C’est dans cet esprit que nous intervenons à la fois sur des questions de planification que sur de la composition de plans de référence de nouveaux quartiers ou d’opérations de renouvellement urbain.

Convaincus que face à un développement urbain de plus en plus chaotique l’enjeu majeur est de reconquérir la ville
par ses vides, nous avons mis l’espace public au cœur de notre travail, de sa conception globale jusqu’à sa maîtrise
dans les détails (y compris le dessin du mobilier urbain)

Cette volonté de redonner des espaces de vie, simples et libérés de tout ce qui les encombrent, n’exclue pas,
bien au contraire, de participer à la création d’évènements ou d’interventions artistiques ponctuelles ou provisoires.
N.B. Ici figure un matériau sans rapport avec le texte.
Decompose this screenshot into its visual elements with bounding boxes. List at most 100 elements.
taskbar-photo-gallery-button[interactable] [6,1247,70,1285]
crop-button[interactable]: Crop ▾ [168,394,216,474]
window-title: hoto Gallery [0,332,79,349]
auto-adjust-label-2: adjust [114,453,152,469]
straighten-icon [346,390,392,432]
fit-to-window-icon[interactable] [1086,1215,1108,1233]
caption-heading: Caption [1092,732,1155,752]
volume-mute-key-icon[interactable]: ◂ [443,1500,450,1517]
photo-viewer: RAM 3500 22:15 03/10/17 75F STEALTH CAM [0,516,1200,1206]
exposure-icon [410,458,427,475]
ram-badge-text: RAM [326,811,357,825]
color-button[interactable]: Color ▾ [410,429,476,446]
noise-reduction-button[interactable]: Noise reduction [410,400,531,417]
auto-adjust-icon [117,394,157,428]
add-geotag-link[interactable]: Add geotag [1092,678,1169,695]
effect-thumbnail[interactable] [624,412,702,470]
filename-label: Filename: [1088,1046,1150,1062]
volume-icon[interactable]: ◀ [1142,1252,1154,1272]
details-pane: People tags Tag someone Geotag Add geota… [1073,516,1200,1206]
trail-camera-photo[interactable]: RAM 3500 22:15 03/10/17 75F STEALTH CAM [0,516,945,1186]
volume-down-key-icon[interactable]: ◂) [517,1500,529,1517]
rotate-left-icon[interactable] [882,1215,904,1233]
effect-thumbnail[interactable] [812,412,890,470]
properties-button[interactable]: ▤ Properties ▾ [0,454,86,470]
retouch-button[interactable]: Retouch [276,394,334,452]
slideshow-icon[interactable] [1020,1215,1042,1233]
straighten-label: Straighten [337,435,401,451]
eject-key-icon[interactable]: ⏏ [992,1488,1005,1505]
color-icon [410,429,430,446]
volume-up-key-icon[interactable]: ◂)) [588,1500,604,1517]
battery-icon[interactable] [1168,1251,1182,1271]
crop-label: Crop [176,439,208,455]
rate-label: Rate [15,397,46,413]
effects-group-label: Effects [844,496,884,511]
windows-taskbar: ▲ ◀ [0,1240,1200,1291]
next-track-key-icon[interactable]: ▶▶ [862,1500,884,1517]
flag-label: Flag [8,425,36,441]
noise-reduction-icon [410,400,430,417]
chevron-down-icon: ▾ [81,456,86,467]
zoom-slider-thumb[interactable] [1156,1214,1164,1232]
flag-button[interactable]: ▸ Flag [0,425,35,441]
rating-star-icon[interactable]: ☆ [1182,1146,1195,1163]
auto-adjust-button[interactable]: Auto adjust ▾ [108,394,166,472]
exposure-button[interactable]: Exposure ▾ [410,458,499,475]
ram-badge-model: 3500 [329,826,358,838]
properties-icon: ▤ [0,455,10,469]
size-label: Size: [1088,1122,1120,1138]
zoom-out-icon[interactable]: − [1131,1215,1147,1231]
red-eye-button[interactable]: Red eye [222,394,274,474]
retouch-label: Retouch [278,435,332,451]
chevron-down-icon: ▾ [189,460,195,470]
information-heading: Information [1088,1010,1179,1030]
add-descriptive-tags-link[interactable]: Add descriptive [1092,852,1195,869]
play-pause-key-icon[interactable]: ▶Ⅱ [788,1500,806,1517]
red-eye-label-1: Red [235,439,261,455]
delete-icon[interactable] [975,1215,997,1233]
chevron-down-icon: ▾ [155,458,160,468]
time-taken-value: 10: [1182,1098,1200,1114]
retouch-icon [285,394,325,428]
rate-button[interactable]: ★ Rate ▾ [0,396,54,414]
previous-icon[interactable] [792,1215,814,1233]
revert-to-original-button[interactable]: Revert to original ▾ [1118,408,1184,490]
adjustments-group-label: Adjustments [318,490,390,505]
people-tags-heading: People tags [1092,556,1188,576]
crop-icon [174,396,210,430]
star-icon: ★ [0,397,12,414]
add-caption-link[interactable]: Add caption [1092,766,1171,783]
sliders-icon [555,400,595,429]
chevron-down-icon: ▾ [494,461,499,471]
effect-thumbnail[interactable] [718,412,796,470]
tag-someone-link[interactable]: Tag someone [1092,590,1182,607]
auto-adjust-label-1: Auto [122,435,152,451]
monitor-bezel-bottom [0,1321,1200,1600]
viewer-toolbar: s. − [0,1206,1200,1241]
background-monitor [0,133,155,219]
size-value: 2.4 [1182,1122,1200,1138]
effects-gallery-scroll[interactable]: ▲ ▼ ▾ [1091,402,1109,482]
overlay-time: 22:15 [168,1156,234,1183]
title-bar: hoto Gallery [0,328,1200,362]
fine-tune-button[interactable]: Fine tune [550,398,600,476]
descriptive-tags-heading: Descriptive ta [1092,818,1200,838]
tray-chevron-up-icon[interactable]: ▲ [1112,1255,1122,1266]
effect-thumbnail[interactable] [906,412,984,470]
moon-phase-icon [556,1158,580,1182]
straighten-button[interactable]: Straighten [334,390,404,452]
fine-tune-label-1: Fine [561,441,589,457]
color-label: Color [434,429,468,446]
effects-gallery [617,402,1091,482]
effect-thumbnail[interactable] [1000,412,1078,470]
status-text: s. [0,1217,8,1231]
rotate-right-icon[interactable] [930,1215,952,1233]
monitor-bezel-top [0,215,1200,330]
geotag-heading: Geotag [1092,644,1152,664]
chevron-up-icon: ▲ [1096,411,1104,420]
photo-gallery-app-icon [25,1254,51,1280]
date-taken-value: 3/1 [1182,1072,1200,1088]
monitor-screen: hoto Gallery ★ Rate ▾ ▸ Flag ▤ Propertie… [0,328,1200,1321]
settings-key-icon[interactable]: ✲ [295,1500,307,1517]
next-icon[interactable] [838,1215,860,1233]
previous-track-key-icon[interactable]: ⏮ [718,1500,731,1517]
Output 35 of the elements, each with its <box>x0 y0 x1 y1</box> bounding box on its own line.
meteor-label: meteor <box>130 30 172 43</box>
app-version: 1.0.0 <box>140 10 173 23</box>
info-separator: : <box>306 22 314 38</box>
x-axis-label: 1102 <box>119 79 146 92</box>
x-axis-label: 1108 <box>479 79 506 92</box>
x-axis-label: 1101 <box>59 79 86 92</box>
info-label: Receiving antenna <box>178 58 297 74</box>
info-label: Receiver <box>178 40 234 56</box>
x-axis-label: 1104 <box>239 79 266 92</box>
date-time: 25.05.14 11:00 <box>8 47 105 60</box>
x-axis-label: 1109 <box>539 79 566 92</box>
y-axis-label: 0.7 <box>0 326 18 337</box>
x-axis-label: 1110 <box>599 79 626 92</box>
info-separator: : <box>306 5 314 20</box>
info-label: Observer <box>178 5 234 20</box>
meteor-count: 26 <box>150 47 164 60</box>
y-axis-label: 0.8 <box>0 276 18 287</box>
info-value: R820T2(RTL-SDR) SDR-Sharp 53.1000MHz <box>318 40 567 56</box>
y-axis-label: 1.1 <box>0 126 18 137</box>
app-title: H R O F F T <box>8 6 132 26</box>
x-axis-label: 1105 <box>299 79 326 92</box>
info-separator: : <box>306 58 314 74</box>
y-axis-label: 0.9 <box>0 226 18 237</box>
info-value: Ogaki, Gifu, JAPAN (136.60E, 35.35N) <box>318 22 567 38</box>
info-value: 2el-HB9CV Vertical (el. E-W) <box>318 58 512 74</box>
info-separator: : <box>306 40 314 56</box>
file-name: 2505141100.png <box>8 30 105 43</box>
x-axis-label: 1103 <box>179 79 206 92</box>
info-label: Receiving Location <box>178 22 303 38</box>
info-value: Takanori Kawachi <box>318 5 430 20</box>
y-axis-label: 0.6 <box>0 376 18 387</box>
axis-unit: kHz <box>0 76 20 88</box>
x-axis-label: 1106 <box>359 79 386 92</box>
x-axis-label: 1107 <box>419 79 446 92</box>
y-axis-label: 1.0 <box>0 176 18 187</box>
L’architecture nous intéresse si elle s’inscrit dans un dialogue avec le site et avec les autres interventions bâties
et qu’elle se soucie plus de se distinguer par son détail ou sa qualité de construction que par des gesticulations volumétriques ou plastiques.

De notre expérience dans la maîtrise d’ouvrage, nous voulons faire partager la conviction que le maillon manquant aujourd’hui dans les projets urbains est la diffusion d’un vrai savoir faire en matière de direction de projet,
capable de faire fructifier un partenariat actif entre architecte-coordonnateur et maître d’œuvre des constructions.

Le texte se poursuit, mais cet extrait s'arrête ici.